I think all the data should be available.

unclesaamm · on May 27, 2014

Can anyone find a primary source?

mike415 · on May 27, 2014

There is a link to apply for a "Data Grant" here: https://engineering.twitter.com/research. Unfortunately, it looks like submissions are closed.

_RPM · on May 27, 2014

So much for the "protected" tweet illusion.

of · on May 27, 2014

Who cares? Isn't it already available?

callesgg · on May 27, 2014

Yes it is, however not in excel. (written so a non tech person could understand)

extesy · on May 27, 2014

Article date is Jun 1, 2014. Is the author from the future?

flycaliguy · on May 27, 2014

There is no magic discovery about the nature of man hidden away in that data.
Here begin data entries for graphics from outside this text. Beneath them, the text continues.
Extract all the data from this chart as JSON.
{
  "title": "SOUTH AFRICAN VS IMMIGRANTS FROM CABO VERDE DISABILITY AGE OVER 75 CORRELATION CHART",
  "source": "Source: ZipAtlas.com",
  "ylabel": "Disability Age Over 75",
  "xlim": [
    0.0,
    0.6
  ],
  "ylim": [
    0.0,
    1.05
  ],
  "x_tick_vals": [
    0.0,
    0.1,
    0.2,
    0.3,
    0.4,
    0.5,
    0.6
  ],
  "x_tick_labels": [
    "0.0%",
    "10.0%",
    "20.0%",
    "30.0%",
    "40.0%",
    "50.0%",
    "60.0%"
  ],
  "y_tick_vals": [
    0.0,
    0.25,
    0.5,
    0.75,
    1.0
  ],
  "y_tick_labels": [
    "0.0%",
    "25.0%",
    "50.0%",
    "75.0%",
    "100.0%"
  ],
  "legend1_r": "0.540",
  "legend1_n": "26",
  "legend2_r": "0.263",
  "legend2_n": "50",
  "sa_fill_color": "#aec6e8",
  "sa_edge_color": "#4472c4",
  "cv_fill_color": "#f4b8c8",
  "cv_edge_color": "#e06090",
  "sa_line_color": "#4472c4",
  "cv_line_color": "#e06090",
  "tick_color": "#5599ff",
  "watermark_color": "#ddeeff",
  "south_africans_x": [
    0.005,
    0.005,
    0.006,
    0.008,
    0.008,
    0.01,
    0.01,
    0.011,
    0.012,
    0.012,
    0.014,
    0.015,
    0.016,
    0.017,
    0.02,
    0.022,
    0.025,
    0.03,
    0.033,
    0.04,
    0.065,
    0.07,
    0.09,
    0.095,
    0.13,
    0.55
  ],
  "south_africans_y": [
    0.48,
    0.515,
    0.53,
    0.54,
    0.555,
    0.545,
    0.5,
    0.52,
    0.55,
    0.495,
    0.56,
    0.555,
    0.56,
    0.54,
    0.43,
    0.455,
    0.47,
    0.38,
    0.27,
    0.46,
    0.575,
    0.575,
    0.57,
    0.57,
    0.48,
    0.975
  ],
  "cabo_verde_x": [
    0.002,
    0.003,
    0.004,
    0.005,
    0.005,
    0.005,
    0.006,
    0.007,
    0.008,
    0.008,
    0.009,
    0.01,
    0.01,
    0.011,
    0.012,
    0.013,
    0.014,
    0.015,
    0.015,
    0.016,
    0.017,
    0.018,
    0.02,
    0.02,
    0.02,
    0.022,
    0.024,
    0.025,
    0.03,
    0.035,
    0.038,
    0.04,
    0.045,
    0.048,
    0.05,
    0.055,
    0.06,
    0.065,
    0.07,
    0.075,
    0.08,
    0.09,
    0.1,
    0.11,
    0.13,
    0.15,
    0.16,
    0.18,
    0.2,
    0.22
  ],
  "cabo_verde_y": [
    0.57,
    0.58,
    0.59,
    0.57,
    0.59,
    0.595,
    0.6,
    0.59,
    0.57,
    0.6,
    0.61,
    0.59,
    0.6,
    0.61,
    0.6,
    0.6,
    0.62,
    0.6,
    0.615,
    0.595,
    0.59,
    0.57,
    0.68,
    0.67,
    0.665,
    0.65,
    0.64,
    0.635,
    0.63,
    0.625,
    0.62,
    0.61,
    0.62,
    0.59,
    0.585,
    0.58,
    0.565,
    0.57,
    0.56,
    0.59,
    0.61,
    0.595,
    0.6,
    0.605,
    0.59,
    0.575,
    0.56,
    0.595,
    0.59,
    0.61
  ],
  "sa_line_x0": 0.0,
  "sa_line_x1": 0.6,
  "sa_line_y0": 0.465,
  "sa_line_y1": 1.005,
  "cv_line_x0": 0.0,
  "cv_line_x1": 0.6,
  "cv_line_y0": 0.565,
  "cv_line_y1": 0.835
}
Nothing you're average stand up comedian hasn't already written a bit about.

dirtyaura · on May 27, 2014

That was a good one.

On a more serious tone, there is one area of research that Twitter data is very valuable for: how information and disinformation is created and spread during major news events: wars, catastrophes, uprisings, school shootings etc.

My gut feeling is that today a lot of quality journalism happens outside of the traditional journalistic organisations. The downside is that also a lot of wild speculation and rumours are spread, but it would be valuable to see how good this modern "crowd" journalism is. A skilled research group can use Twitter data and Internet Archive to track down the original sources of information pretty well.

marincounty · on May 27, 2014

And momentum stock trades. I've always felt a adept programmer who knew how to data mine and worked for Twitter could make a fortune in the stock market?

coherentpony · on May 27, 2014

That's a little cynical. I like to think we can predict big historical social events (regime changes, major protests, climate change?) based on Twitter's data.

You never know unless you try.

TallGuyShort · on May 27, 2014

Are you familiar with Atrocity Watch? If not, you should look them up - that's exactly what they do.

coherentpony · on May 27, 2014

I am not. Checking them out now; looks pretty cool.

scalene · on May 27, 2014

Not to be skeptical, but I'm pretty sure one of these scientists may happen to work for the NSA.